Tuesday, October 03, 2006

The Divorce of Love and Hate

I hope the Joseph Campbell estate will forgive me for quoting at such length from Hero With a Thousand Faces, but what I read yesterday was so marvelous, and so directly applicable to our current world situation, that I just can’t bring myself to edit it down to something pithy yet incomplete. It’s from the “Apotheosis” section of Chapter 1:
...Hence, too, the irresistible compulsion to make war: the impulse to destroy the father is continually transforming itself into public violence.... A new and larger paradise is thus established. But this paradise does not include the traditional enemy tribes, or races, against whom aggression is still systematically projected. All of the “good” father-mother content is saved for home, while the “bad” is flung abroad and about: “for who is this uncircumcised Philistine, that he should defy the armies of the living God?” “And slacken not in following up the enemy: if ye are suffering hardships, they are suffering similar hardships; but ye have hope from Allah, while they have none.”

Totem, tribal, racial, and aggressively missionizing cults represent only partial solutions of the psychological problem of subduing hate by love; they only partially initiate. Ego is not annihilated in them; rather, it is enlarged; instead of thinking only of himself, the individual becomes dedicated to the whole of his society. The rest of the world meanwhile (that is to say, by far the greater portion of mankind) is left outside the sphere of his sympathy and protection because outside the sphere of protection of his god. And there takes place, then, that dramatic divorce of the two principles of love and hate which the pages of history so bountifully illustrate. Instead of clearing his own heart the zealot tries to clear the world. The laws of the City of God are applied only to his in-group (tribe, church, nation, class, or what not) while the fire of a perpetual holy war is hurled (with good conscience, and indeed a sense of pious service) against whatever uncircumcised, barbarian, heathen, “native,” or alien people happens to occupy the position of neighbor.

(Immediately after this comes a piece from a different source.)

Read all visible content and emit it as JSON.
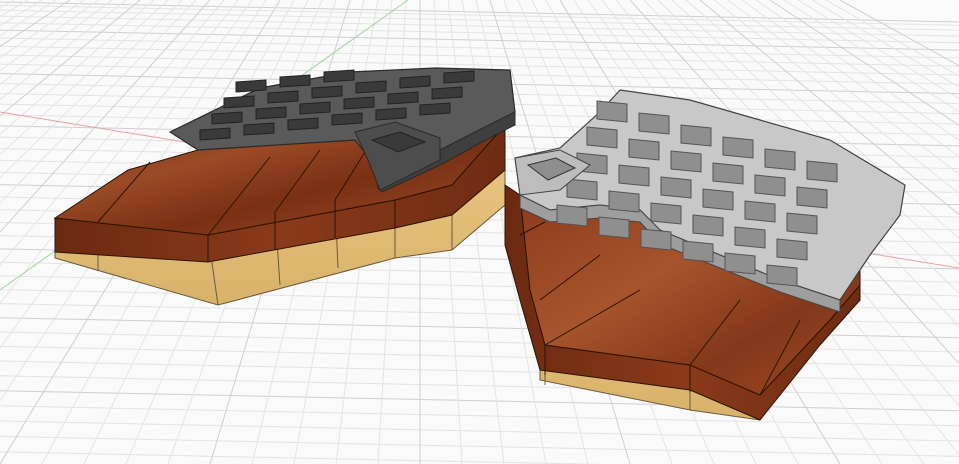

...Even the so-called Christian nations--which are supposed to be following a “World” Redeemer--are better known to history for their colonial barbarity and internecine strife than for any practical display of that unconditioned love, synonymous with the effective conquest of ego, ego’s world, and ego’s tribal god, which was taught by their professed supreme Lord....

The good news, which the World Redeemer brings and which so many have been glad to hear, zealous to preach, but reluctant, apparently to demonstrate, is that God is love, that He can be, and is to be, loved, and that all without exception are his children. Such comparatively trivial matters as the remaining details of the credo…are merely pedantic snares, unless kept ancillary to the major teaching.... One would think that we had been called upon to decide or to know whom, of all of us, the Father prefers. Whereas, the teaching is much less flattering: “Judge not, that ye be not judged.” The World Savior’s cross, in spite of the behavior of its professed priests, is a vastly more democratic symbol than the local flag.

And we need look no further for an illustration of this love in action than yesterday’s horrific murders in the Amish schoolhouse. The Amish community is shocked and devastated, yes; but as a USA Today article quotes an expert saying, “They’ll try to express to their forgiveness” to the gunman’s widow. In a time when sorrow and tragedy can be found in every direction, only the Amish seem to have remembered the truest teaching of their religion.